Nell’ultimo bollettino pubblicato nella giornata di ieri dall’Istituto Superiore di Sanità erano 173 in Italia, dall’inizio dell’anno i casi confermati di infezione da West Nile Virus nell’uomo (89 nel precedente bollettino) con undici decessi. Tra i casi confermati 72 si sono manifestati nella forma neuro-invasiva (2 Piemonte, 2 Lombardia, 4 Veneto, 1 Friuli-Venezia Giulia, 2 Emilia-Romagna, 37 Lazio, 21 Campania, 1 Basilicata, 1 Sardegna), 14 casi asintomatici identificati in donatori di sangue, 85 casi di febbre, 1 caso asintomatico e 1 caso sintomatico. Tra i casi confermati sono stati notificati 11 decessi (1 Piemonte, 4 Lazio, 6 Campania).

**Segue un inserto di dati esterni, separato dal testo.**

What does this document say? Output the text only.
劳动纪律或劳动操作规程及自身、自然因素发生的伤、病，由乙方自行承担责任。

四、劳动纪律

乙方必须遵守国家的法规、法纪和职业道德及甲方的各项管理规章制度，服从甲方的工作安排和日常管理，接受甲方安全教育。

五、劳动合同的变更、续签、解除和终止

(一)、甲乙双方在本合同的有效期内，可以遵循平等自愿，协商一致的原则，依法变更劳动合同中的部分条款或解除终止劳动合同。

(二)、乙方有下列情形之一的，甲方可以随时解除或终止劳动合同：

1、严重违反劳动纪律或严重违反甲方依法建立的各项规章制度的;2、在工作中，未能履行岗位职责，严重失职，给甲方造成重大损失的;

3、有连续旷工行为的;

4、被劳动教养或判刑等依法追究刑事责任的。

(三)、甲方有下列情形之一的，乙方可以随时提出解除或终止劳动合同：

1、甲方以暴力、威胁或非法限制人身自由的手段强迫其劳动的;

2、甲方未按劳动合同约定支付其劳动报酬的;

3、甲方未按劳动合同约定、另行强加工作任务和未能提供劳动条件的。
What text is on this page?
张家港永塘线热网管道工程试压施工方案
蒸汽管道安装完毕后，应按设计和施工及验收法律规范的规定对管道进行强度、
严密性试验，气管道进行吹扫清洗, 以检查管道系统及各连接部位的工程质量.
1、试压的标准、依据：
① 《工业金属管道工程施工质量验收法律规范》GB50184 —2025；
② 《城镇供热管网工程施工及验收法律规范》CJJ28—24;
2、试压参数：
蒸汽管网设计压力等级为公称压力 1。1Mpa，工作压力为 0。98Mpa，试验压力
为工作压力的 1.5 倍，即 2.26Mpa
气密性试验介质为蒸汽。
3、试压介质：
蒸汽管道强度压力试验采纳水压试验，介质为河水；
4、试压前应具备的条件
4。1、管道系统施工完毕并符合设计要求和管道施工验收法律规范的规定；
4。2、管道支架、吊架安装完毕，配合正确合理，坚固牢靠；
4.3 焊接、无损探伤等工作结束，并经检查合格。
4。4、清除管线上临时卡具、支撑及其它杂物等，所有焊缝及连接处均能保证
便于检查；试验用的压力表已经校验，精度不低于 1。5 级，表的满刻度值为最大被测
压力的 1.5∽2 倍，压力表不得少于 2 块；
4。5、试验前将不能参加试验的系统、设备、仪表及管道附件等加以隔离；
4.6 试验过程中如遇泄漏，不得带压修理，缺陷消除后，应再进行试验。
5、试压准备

La letalità, calcolata sulle forme neuro-invasive fin ora segnalate, è pari al 15% (nel 2018 20%, nel 2024 14%). “La situazione è monitorata con attenzione da tutte le istituzioni competenti, sia a livello centrale che a livello territoriale. Al momento non emergono particolari segnali di allarme“, sottolinea Anna Teresa Palamara, che dirige il dipartimento di malattie infettive dell’Iss.